Ensemble Learning : process by which multiple models, such as classifiers or experts, are strategically generated and combined to solve a particular computational intelligence problem.
Although, deep learning is prominently favored by data-scientists in classfication of unstructured-data (i.e. - image, video, voice), ensemble learning shows outstanding performance in classification of structured-data.
Algorithms such as Random Forest and Gradient Boosting have been widely used by data-scientists. And now, new algorithms such as XGBoost, LightGBM and Stacking are gaining popularity due to their classification performances.
Ensemble Learning is mainly divided into three ways - Voting, Bagging, and Boosting. Voting and Bagging are deciding the final result by combining multiple classifiers.
Voting
Bagging
Diagram on the left is Voting Algorithm. Three different classifiers (Linear Regression, K-Nearest Neighbor & Support Vector Machine) performs training on identical data-set and decide on final result through voting.
Bagging Algorithm on the right combines identical ML-algorithm Decision Tree on each classifier. Afterwards, each classifier use different extracted dataset from the original set - also known as the bootstrapping method.
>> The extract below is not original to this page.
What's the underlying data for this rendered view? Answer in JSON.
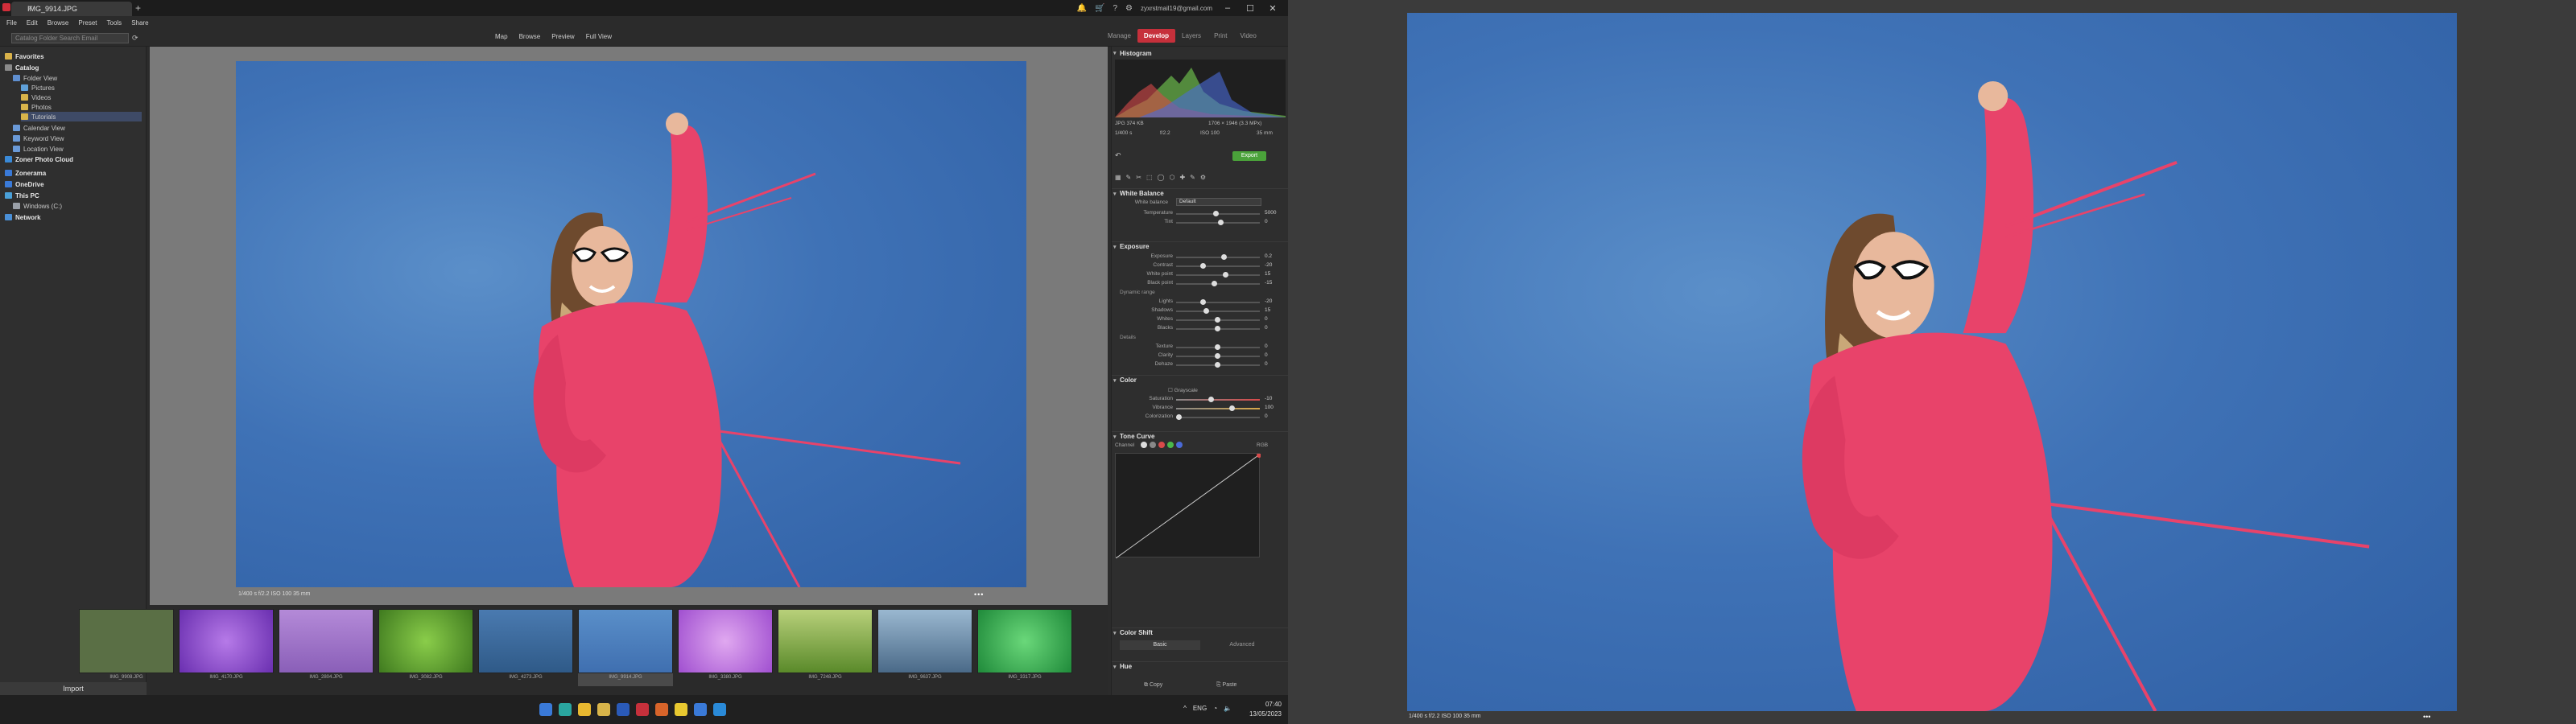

Different to cross-validation which does not allow use of duplicate sample data, bootstrapping allows nesting on use of data.
Hard Voting vs. Soft Voting
There are two ways in voting procedure. Classification by hard-voting is like Winner Take All system. Out of multiple outputs produced by the classifiers, the majority output is chosen to be the final result of the model.
In contrast, soft-voting is a voting process which every classifiers' outputs are taken into account. Soft-voting sums the predicted probabilities for class lables and returns the final classification with the largest sum probability.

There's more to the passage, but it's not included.